While it lay within the power of the Inn to ward off visitors from the green, it was not similarly within their purview to drive the public from the barrister offices and their network of cobbled streets and courtyards. By one such passage did I come to the old Fig Tree Court, its namesake lost along with the adjoining buttery, first, to conflagration and, later, to enemy action. Perhaps the fig had in the end thought it better to take root elsewhere.
The Court gave onto a tangle of lanes along which the relics of any number of architectural periods awaited their entry into a catalogue, likely already extant. I gave no more than the briefest attention to the garish neo-classical brick and limestone outpost at one corner nor to the alternately bleached and weathered, cut-stone nave just opposite. At one more modest door, just eight panes set into a wooden door painted white, a list of names more than half again my height beckoned me, so I trawled its length of Mr., Ms., and Miss for a name bearing a passing resemblance to one which I knew from some other walk of life.
No such name was to be found, but the lack of passersby emboldened me to the point of crossing the threshold. No denizen appeared at the sound of my entry, so I mounted the carpeted stairway, creaking beneath my slight frame, and gained the first landing. There, I paused and listened attentively for watchmen but was treated only to the sound of a photocopier’s many parts turning endlessly about themselves. Vaguely disappointed, I had a closer look at the landing’s trimmings before turning back. Given the considerable amount of iron framing and bracing the door, it seemed, to me at least, likely that the fixings had known no change in some time, save for the careful application of a new layer of black paint every ten or twenty years. So did the door and frame, jamb and hinge swell over time, the accretion of the minutes, weeks and years visible in their slow growth outwards.
At the liberty’s northern edge, a church, bearing the unsurprising name of Temple Church, occupied a swath of land, the extent of which was in keeping with its status as neither here nor there. Faint snatches of song and chant drifted from a side portal; a devotee had propped one half open. Although I, at first, started towards the door before, with a half-formed question already in mind for the priest presiding, I turned aside at the churchyard. Shunted to a court behind the church, the churchyard appeared malcontent with the lesser dimensions, and the occasional aboveground tomb sprouted from the flagstones much as would an irritation of the skin.
At the court’s northern side stood a line of low brick archways. If, behind their wrought-iron gates, I thought to glimpse marvels beyond my ken, I found only more mundane affairs, stone, wood and metal set aside for the court’s flagstones, posts and ongoing projects. Doubly disappointed, I turned to retrace my steps to the way in but, instead, caught myself at the sight of a tree recently made a stump. Cut off at ground level, the tree revealed its innards: outer bands cherrywood red, inner not far from white pine. Yet the bands proved uniform in neither width nor hue and left an irregular white island amid receding cherry seas, all of which led me to suppose that, with sufficient instruction, one could read therein any manner of events past or future. It delighted me to think that the Temple Church vestry, from time to time, sacrificed a bough to indulged such heathen rites as tree divination but a few steps from nave and transept.

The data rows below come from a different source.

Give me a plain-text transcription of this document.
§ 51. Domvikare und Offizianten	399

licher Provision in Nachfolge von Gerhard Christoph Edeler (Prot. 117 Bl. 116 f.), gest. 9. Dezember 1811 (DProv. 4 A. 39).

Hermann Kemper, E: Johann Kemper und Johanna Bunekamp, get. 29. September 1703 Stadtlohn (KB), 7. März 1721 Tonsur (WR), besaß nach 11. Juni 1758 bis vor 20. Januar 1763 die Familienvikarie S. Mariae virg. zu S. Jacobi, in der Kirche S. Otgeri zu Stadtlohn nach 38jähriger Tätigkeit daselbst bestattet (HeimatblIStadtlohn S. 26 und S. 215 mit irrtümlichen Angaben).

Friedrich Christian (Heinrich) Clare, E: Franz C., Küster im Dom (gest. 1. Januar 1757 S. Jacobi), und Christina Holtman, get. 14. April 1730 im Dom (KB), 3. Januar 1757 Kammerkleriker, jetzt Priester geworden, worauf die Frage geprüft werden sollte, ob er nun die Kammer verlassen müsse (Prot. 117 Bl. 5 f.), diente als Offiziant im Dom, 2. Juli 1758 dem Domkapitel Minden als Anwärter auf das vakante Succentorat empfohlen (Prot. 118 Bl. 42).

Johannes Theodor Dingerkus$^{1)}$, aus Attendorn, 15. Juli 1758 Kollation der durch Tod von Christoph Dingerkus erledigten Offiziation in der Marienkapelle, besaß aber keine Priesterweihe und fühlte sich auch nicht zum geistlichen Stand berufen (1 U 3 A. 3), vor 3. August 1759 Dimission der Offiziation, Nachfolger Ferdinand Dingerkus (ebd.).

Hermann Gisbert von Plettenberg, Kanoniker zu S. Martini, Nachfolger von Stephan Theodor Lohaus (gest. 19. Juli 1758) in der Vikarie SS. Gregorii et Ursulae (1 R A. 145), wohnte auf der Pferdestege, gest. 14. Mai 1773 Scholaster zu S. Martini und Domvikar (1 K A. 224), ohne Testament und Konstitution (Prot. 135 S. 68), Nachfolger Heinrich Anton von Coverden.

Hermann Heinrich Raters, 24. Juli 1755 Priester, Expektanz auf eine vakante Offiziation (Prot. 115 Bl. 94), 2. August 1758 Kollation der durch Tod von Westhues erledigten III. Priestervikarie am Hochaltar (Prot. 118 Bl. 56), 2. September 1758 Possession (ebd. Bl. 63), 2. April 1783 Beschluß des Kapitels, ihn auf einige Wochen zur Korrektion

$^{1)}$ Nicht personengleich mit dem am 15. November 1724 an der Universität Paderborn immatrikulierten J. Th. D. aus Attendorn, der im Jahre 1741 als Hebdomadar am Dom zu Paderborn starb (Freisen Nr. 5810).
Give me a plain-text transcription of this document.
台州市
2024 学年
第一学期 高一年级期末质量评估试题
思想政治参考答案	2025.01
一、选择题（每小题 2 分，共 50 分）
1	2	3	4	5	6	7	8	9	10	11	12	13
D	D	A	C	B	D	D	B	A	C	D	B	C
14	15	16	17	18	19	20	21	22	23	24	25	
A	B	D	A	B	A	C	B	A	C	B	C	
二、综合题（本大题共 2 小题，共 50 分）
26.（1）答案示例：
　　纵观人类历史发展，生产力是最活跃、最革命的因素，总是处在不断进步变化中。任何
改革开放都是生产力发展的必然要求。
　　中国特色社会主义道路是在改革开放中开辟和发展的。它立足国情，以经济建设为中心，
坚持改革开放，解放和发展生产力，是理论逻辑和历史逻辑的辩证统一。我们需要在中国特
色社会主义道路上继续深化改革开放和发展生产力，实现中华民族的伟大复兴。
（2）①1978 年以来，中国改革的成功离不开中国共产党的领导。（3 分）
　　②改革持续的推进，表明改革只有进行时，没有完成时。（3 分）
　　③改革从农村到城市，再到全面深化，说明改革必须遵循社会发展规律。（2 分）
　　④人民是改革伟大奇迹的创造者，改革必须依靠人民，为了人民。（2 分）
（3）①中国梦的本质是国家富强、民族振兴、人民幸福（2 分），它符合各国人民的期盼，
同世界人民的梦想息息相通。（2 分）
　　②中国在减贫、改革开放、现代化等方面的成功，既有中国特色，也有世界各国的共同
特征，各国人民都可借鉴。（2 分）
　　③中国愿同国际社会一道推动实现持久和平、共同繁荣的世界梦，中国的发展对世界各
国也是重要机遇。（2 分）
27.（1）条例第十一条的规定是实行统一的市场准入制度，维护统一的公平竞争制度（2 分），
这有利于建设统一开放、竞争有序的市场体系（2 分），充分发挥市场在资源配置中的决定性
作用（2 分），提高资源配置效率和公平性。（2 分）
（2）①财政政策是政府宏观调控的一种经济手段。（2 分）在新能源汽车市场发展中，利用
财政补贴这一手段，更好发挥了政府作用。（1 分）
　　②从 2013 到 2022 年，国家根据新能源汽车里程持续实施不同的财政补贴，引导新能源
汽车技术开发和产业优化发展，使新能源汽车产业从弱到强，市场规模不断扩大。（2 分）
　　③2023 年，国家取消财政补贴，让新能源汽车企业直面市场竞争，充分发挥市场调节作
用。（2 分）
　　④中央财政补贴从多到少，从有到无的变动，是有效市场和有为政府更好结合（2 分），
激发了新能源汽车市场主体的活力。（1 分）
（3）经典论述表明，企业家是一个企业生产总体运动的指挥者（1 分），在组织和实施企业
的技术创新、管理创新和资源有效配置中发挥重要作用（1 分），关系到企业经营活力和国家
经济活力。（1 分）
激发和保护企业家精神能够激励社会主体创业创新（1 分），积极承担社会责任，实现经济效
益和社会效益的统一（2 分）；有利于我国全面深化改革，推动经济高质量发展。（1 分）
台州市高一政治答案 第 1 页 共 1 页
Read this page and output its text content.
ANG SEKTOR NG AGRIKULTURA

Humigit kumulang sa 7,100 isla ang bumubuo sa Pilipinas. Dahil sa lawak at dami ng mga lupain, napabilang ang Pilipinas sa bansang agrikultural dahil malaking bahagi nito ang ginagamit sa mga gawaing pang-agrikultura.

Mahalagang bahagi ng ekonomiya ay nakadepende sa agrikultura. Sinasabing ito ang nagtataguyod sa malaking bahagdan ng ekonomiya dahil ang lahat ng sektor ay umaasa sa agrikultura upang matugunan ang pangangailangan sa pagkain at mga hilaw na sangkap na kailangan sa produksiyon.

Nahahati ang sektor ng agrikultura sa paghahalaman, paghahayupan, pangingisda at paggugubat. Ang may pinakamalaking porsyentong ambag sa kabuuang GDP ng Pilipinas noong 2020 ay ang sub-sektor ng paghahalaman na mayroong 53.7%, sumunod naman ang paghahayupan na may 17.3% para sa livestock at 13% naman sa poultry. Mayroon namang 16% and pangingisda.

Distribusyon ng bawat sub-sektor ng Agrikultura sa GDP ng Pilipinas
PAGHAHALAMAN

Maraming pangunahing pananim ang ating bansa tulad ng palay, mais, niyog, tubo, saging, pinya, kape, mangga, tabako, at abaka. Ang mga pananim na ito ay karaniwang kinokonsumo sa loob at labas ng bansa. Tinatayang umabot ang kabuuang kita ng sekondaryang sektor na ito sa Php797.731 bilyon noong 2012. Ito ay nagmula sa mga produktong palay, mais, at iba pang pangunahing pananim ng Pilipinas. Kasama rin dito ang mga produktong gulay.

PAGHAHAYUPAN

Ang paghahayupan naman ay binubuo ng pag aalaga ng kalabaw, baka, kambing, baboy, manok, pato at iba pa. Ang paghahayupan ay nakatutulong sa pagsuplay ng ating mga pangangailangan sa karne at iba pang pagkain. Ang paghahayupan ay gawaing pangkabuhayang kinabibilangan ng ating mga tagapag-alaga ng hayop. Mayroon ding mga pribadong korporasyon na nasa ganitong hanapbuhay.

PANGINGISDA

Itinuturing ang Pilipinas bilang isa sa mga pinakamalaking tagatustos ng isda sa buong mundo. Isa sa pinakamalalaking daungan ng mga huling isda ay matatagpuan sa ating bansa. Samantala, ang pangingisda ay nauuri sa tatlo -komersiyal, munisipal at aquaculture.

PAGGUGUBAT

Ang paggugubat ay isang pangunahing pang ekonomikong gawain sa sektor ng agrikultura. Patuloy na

From Church Court and churchyard, I passed through Pump Court where, once again, I was unable to locate the court’s titular item. I began to wonder whether I was witness to some long-running experiment on the part of the liberty to see how far they might push humanity’s fixation on place names, to learn at which precise point inhabitants at last gave up on an old name in order to put another forward in its place. Unable to come to any conclusions thereon, I chose instead to pursue my wandering through Middle Temple Lane, of which I later learned that it had often served as a filming location for productions looking to capture what remained of Victorian London, and then on to Fountain Court in which a decrepit tree with bulbous outgrowths hunched on crutch beside a scummy pool.
Though the far side of the complex, the Fountain Court proved not so far from the gatehouse and way in as I was wont to imagine. Brain brimming with half-developed thoughts, I could only surmise for the moment that I had lived the Inn, Inner Temple and Middle, as one might a bureaucracy which far outstripped one’s powers of comprehension. So extensive did the complex appear so long the list of names posted at each door, so mishmashed and mismatched the building styles, that I had the impression of having been let loose in a city apart and of its own devising and at the inner workings of which I could only in two lifetimes get. Visitors had seemed few and far between. Perhaps, it owed only to the gardens’ not opening to the public until May and only for three hours midday at that. Still, I felt that I had begun to scratch at the surface of an entity greater than myself and so, naturally,worried for a time whether I would not meet a dog’s end like K., throat slit in a ditch behind one Temple hall or another.